Review: PROMISING YOUNG WOMAN, Bracing, Timely, Jolting Critique
Carey Mulligan stars in a sharp-edged crime comedy, written and directed by Emerald Fennell.
Ten years ago, An Education introduced worldwide audiences to a new, preternatural talent in British performer Carey Mulligan. Since then, Mulligan has rarely failed to disappoint, delivering awards-worthy performance after awards-worthy performance, from Never Let Me Go to Drive, from Shame to The Great Gatsby, from Far from the Madding Crowd to Mudbound and Wildlife.
Her latest lead role, Promising Young Woman, a collaboration with writer-director Emerald Fennell (Killing Eve), will do little to dissuade anyone, critic or moviegoer, who already considered Mulligan one of the best onscreen performers of her generation (or any other generation for that matter). A zeitgeist-inspired response to the #MeToo movement, Promising Young Woman delivers a scathingly bracing, broad critique of toxic masculinity in all its self- and other-destructive forms (e.g., bro-dudes, dude-bros, and faux-nice/good guys).
When we first meet Mulligan's character, the aptly named Cassandra Thomas, she's drunkenly splayed across a red, circular banquette at a dimly lit bar. Cassandra's drunken state immediately attracts the attention of several predators in suits, including one, Jerry (Adam Brody), with nice-guy/progressive pretensions.
Initially, he offers to cover a ride-share to ensure she gets home safely. Almost immediately, however, he steers the driver to his nearby apartment, not hers. He sees an irresistible, consequence-free opportunity (date rape). She sees an irresistible opportunity too (to exact revenge for past and future crimes). Suddenly lifting the subterfuge surrounding her behavior, Cassandra springs into revenge-fueled action. Fennell makes the keen directorial choice to skip the moments after the reveal, showing only the aftermath of Cassandra's encounter with Jerry.

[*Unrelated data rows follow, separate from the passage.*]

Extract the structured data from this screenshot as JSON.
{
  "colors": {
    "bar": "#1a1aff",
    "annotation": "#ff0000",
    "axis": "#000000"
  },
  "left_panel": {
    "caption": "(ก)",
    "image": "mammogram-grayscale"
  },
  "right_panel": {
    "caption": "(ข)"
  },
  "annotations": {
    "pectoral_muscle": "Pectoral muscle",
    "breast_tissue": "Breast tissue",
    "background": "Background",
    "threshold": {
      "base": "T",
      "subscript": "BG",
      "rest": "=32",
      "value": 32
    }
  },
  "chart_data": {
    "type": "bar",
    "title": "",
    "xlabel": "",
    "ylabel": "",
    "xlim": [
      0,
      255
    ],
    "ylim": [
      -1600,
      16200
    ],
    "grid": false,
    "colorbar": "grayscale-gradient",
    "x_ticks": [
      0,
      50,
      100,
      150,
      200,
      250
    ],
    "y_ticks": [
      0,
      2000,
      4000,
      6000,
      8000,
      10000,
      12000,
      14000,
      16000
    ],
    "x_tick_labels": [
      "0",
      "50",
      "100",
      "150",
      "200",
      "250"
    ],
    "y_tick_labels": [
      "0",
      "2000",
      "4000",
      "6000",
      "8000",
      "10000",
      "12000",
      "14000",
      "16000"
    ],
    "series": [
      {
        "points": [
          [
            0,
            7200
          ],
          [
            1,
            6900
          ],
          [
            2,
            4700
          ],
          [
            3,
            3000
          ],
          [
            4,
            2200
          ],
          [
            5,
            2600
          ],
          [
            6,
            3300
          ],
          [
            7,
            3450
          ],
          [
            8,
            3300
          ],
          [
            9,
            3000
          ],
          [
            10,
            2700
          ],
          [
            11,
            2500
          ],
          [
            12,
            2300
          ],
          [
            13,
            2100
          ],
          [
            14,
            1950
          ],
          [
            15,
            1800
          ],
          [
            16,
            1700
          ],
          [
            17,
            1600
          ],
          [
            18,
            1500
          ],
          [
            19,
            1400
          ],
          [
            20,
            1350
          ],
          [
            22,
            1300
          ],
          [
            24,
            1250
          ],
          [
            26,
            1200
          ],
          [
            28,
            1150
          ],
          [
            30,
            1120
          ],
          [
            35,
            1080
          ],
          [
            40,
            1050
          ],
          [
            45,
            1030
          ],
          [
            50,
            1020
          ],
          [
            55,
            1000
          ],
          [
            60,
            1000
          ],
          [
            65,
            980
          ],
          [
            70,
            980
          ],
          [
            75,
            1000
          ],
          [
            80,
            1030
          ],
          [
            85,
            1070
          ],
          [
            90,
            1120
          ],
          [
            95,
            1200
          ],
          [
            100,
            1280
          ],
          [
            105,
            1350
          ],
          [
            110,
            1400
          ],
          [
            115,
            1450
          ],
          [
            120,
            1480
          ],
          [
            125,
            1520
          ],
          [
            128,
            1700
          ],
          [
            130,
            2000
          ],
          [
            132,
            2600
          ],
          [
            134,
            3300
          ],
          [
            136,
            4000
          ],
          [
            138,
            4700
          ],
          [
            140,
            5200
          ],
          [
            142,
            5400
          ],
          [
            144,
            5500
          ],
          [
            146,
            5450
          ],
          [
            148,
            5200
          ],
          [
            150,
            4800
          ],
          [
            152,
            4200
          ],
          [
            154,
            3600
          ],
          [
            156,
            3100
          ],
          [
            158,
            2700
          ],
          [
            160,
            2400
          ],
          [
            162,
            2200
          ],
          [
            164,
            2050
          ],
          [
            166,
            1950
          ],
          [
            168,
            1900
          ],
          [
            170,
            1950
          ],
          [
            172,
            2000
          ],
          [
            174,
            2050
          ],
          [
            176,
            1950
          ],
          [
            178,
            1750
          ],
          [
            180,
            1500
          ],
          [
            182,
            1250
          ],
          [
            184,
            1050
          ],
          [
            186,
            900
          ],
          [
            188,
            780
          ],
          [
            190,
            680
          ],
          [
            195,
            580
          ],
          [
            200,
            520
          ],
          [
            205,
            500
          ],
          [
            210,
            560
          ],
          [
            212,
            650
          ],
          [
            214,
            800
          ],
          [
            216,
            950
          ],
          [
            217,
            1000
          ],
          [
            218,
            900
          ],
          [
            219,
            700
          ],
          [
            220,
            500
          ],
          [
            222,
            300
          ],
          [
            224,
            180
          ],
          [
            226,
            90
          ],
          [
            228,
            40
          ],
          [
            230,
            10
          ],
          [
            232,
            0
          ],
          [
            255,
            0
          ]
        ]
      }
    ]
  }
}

It's a decision Fennell repeats several times in Promising Young Woman, cagily ensuring that uncomplicated audience sympathy and empathy will remain with Cassandra as she works out deep-seated trauma on the bodies and minds of the men she encounters on her weekly sojourns into the bars and nightclubs of her city.
Everything changes -- or at least everything looks like it will change -- when a chance encounter between Cassandra and an old medical school acquaintance, Ryan (Bo Burnham), sends her spinning in an entirely different, positive direction. (Spoiler alert: It may or may not be a temporary reprieve from Cassandra's vengeance mission.) Ryan just might be the elusive, mythical "good guy" Cassandra doesn't believe exists in the real world.
At least superficially, Ryan always does and says the right thing, respecting Cassandra's emotional boundaries, talking less and listening well, and providing her with a much-needed judgment-free zone (she dropped out of medical school for deeply personal reasons). But their mutual past, initially the connection that binds them together, may also break them asunder before they can declare their mutual desire for sharing a domestic domicile. Once Cassandra decides to pursue the medical school students for the sexual assault of another classmate, however, a dark, deadly path opens up again for Cassandra, renewing a dormant desire to give voice to the voiceless, rebalancing the scales of justice in favor of victims and not victimizers in the process.
Fennell's experience as Killing Eve's head writer does her filmmaking debut more than a few favors. Until the final, 20-30 minutes when Promising Young Woman stumbles into wheel-spinning, momentum-killing mode, it stands out as the epitome of plotting intertwined with character, furthering plot and character simultaneously (it's far more difficult than it seems). In Cassandra, Fennell has created an indelible character, both victim and victimizer, both survivor and perpetrator, all wrapped up in razor-sharp dialogue, twisty plot turns (some slightly more predictable than others), and a bittersweet denouement that aligns perfectly with her thematic concerns while delivering the cathartic pleasures audiences crave from revenge-themed films.
It helps tremendously, of course, that Fennell found the virtual embodiment of her central character, Cassandra, in Mulligan. She elevates Cassandra from a simple polemical stand-in for the #MeToo movement defined by stock tics or overt mannerisms into a highly believable, three-dimensional character. It's a testament to Mulligan's talent and skills as a performer that we intimately identify with Cassandra's tortured, tormented inner life.